Following Hurricane Katrina, the Louisiana Supreme Court put out a welcome mat for volunteer lawyers: The Court issued a special rule to allow out-of-state attorneys to represent, on a pro bono basis, indigent defendants facing criminal charges in Orleans Parish as long as a Louisiana attorney co-signs all pleadings and provides "oversight and supervision" of the volunteer. The evident purpose of this rule was to allow the underfunded Public Defenders' Office to draw on volunteers to help resuscitate the public defense system that was floundering post-Katrina. I and other volunteers have been operating under this rule for several months, essentially serving as adjunct public defenders.

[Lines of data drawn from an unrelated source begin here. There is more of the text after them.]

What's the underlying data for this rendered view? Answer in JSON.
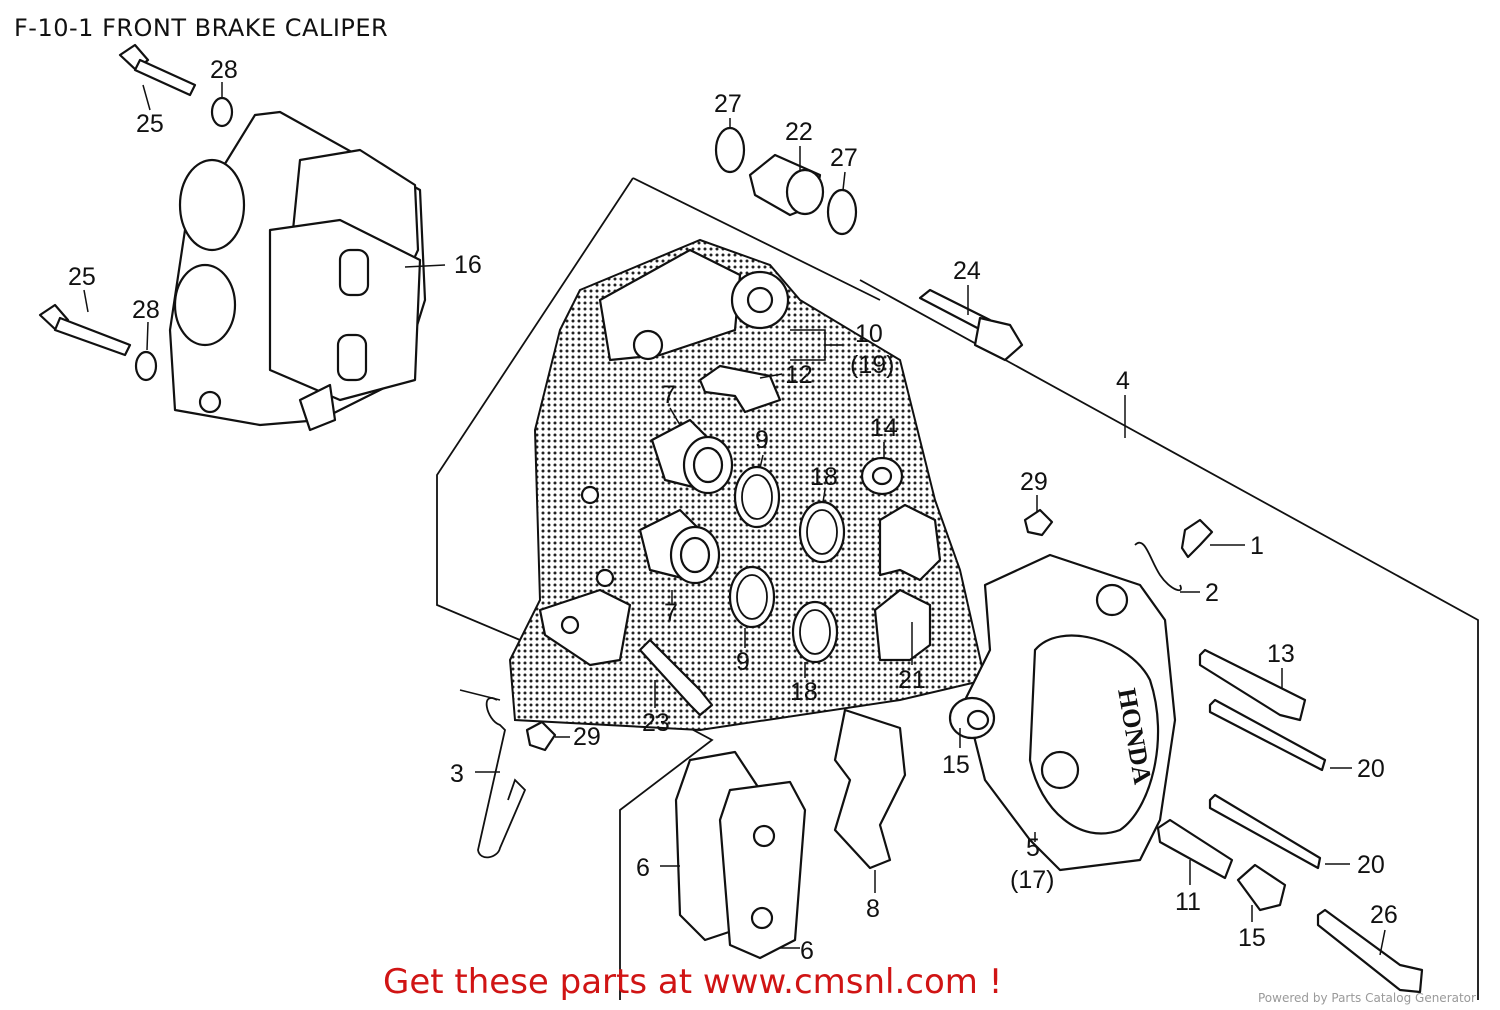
{
  "title": "F-10-1 FRONT BRAKE CALIPER",
  "callouts": {
    "c1": "1",
    "c2": "2",
    "c3": "3",
    "c4": "4",
    "c5": "5",
    "c5b": "(17)",
    "c6a": "6",
    "c6b": "6",
    "c7a": "7",
    "c7b": "7",
    "c8": "8",
    "c9a": "9",
    "c9b": "9",
    "c10": "10",
    "c10b": "(19)",
    "c11": "11",
    "c12": "12",
    "c13": "13",
    "c14": "14",
    "c15a": "15",
    "c15b": "15",
    "c16": "16",
    "c18a": "18",
    "c18b": "18",
    "c20a": "20",
    "c20b": "20",
    "c21": "21",
    "c22": "22",
    "c23": "23",
    "c24": "24",
    "c25a": "25",
    "c25b": "25",
    "c26": "26",
    "c27a": "27",
    "c27b": "27",
    "c28a": "28",
    "c28b": "28",
    "c29a": "29",
    "c29b": "29"
  },
  "caliper_brand": "HONDA",
  "promo": "Get these parts at www.cmsnl.com !",
  "powered_by": "Powered by Parts Catalog Generator",
  "colors": {
    "promo": "#d01414",
    "ink": "#111111",
    "watermark": "#9a9a9a"
  }
}
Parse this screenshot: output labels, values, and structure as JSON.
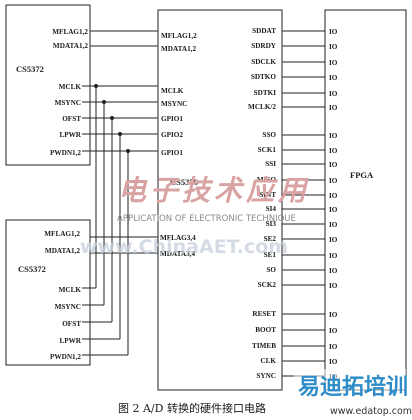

That may be about to change after the the Chief Judge of the Criminal Court ruled yesterday that out-of-state attorneys may not represent indigent defendants unless a Louisiana-licensed attorney is present for all court proceedings. Volunteers still may be welcome in spirit, but their value may be seriously diminished.
Having volunteer lawyers lightens the load for the full-time public defenders and enables the full-time staff to shift their efforts to other clients and matters. Requiring the regular public defenders to be present in the courtroom every time a volunteer appears for a hearing would diminish that value. Indeed, if the regular public defender has to be present anyway, one might say we should do away with the volunteers altogether.
I'm not bothered by having another lawyer present. Indeed, given my limited experience, I welcome the back-stop -- someone to grab the wheel if I'm veering off course and heading for a tree. But I don't think there is any need for a local lawyer to be present at every hearing. Nor do I think there is much need for local lawyers to hold the hands of more experienced out-of-state attorneys. After all, there is not a great deal of variation in criminal defense from one jurisdiction to the next. And as long as the local lawyers are providing "oversight and supervision," there should not be any concern that an experienced out-of-state lawyer will skip over important variations in the local practice. Most jurisdictions have "pro hac vice" rules that enable out-of-state lawyers to practice locally for limited number of cases under similar circumstances without requiring the local lawyer to be present at every hearing. While the Louisiana Supreme Court's rule in these circumstances does not limit the number of cases a volunteer can handle, it it not clear why the rule should be more onerous than the customary pro hac vice rules.
One could read the Chief Judge's ruling cynically to reflect a disdain for outsiders coming in and gumming up the "old way" of doing things. I very much doubt, however, that is fair and accurate. I think the judges generally appreciate the value of the volunteers, and I am confident that the judges are not interested in merely having local lawyers serve as ornaments or potted plants in the courtroom. But neither do the judges want to oversee moot courts for inexperienced out-of-staters, setting up instant grounds for appeal for dissatisfied defendants. (Of course, volunteers typically offer vigorous and thorough representation that over-extended public defenders may not be able to provide to every client.) In any case, the Chief Judge's ruling is being appealed, and I suspect this matter will be resolved to the satisfaction of everyone to ensure the adequate and effective representation of indigent defendants.